Mes pérégrinations professionnelles m’amènent à entrer en contact avec des communautés indiennes (amérindiennes, autochtones, appelez-les comme vous voulez) vivant au Venezuela.
À chaque fois, c’est la même question qui surgit : que pensent-ils de moi, de nous? Pourquoi me regardent-ils « comme ça » ? Qu’y a-t-il donc au fond de ces regards ? De ces regards qui semblent à la fois vides (d’expression ?) et pleins (de ressentiments ?).
On a beau dire, on a beau faire, c’est la gêne qui dans ces circonstances prédomine toujours chez moi. Serait-ce la fameuse culpabilité de l’homme blanc qui me taraude ? Serait-ce l’effet du poids incommensurable de 500 ans de drames infligés par mes supposés ancêtres aux habitants du lieu ? Je n’en suis pas certain. Après tout, je sais -et ils savent aussi- que je n’y suis pour rien. Les regards, pourtant, restent de marbre, continuent à peser lourdement sur l’atmosphère.
Je ne crois pas à l’accusation qu’ils pourraient me faire, je ne crois pas à la culpabilité que je pourrais ressentir. Ces regards-là (et le mien aussi sans doute), s’ils expriment quelque chose, c’est bien l’incompréhension. L’incompréhension entre deux mondes qui se côtoient et ne se sont pas choisis. Deux mondes qui se partagent maintenant, forcément, les mêmes terres. Mais deux mondes qui se trouvent aussi aux antipodes l’un de l’autre : l’un est profondément matériel, matérialiste, tandis que l’autre est spirituel ; l’un est entreprenant, conquérant, tandis que l’autre est contemplatif ; l’un est pressé, stressé, tandis que l’autre laisse courir le temps.
Nous sommes en présence de deux Weltanschauung (conceptions du monde, pour parler français) qui ont le plus grand mal à coexister. C’est le choc des cultures le plus radical qui soit. Comme s’il y avait deux mondes, le leur et le mien. Et comme si ces deux mondes étaient faits pour ne jamais se comprendre. Ni se rencontrer vraiment.
Jean-Luc
Ta culpabilité est tout à fait légitime, même si tu n’es pour rien. Par contre, le fait, de la resentir de la façon comme tu l’écris, c’est déjà extraordinaire et beau à la fois.
Excelent article !
María Alejandra, culpabilité je n’ai pas, justement (à moins qu’enfouie très loin dans mon subconscient). Je ressens de l’incompréhension (mutuelle). C’est sans doute pire encore.

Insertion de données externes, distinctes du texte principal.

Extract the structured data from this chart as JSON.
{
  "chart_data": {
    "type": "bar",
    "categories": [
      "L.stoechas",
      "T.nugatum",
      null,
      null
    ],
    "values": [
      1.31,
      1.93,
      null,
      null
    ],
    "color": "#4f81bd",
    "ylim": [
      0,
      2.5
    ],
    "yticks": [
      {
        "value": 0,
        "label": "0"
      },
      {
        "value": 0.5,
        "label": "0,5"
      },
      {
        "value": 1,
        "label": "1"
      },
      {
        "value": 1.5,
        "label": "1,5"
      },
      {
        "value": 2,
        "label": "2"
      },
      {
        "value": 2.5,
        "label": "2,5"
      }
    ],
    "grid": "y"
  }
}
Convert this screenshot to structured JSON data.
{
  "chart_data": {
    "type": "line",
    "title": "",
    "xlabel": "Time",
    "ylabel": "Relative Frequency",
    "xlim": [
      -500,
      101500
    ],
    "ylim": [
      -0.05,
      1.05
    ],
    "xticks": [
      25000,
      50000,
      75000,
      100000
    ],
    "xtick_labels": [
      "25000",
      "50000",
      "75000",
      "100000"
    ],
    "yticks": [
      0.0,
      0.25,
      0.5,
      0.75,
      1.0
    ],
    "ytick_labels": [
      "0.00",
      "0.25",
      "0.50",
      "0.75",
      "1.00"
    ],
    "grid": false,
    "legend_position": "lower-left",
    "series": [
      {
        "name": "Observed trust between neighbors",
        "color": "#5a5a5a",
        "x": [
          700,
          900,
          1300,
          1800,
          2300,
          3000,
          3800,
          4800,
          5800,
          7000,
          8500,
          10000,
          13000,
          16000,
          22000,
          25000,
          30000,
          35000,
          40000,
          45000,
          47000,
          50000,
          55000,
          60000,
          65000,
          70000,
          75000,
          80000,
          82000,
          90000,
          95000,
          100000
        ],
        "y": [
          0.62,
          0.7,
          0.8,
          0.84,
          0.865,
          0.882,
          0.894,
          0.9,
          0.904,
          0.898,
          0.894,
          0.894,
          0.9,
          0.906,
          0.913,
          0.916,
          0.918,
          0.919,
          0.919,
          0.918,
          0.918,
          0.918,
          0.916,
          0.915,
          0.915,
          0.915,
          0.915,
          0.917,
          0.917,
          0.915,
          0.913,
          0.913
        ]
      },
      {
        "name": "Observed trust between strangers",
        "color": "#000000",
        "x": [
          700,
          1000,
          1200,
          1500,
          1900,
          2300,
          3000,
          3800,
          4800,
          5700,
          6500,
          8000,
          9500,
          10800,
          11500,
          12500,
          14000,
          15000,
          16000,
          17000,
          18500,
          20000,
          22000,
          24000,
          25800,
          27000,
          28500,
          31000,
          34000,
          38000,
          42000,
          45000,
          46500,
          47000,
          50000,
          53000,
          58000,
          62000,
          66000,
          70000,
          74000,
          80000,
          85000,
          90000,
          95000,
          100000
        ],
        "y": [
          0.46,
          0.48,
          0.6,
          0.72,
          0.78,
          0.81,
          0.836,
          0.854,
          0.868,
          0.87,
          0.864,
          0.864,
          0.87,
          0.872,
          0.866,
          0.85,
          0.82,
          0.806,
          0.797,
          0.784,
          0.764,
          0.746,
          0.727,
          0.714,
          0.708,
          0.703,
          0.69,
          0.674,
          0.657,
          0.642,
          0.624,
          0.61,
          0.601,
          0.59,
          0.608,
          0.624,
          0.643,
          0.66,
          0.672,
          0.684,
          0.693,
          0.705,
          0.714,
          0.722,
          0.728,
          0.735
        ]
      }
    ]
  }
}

J’ai une idée: si tu apprenais à jongler, les enfants au moins te regarderaient autrement / quant aux adultes, chante leur une chanson en wallon et essaie d’apprendre a siffler des mélodies de la région. La glace fondrait un peu je pense…
Jean-Luc,
Pourquoi de l’incompréhension ? il faut juste connaître et comprendre leur histoire.
Ils ne connaissent que la vie qu’ils sont eu, avec ce héritage, qu’ils n’ont pas choisi non plus, alors, il faut juste essayer de regarder leur intérieur
Approche-toi comme si tu étais un parmi eux,ça peut prendre des jours même des semaines ou des mois. Partage les choses à la mesure de ce que tu peux, à ce moment là, laisse tomber ton appareil
Bises
Maria
Maria, je crois que quelque part il restera toujours un mur. Demandons aux anthropologues qui ont vécu des mois ou des années auprès des autochtones…
Merci, Cecette, j’essaierai la prochaine fois, promis !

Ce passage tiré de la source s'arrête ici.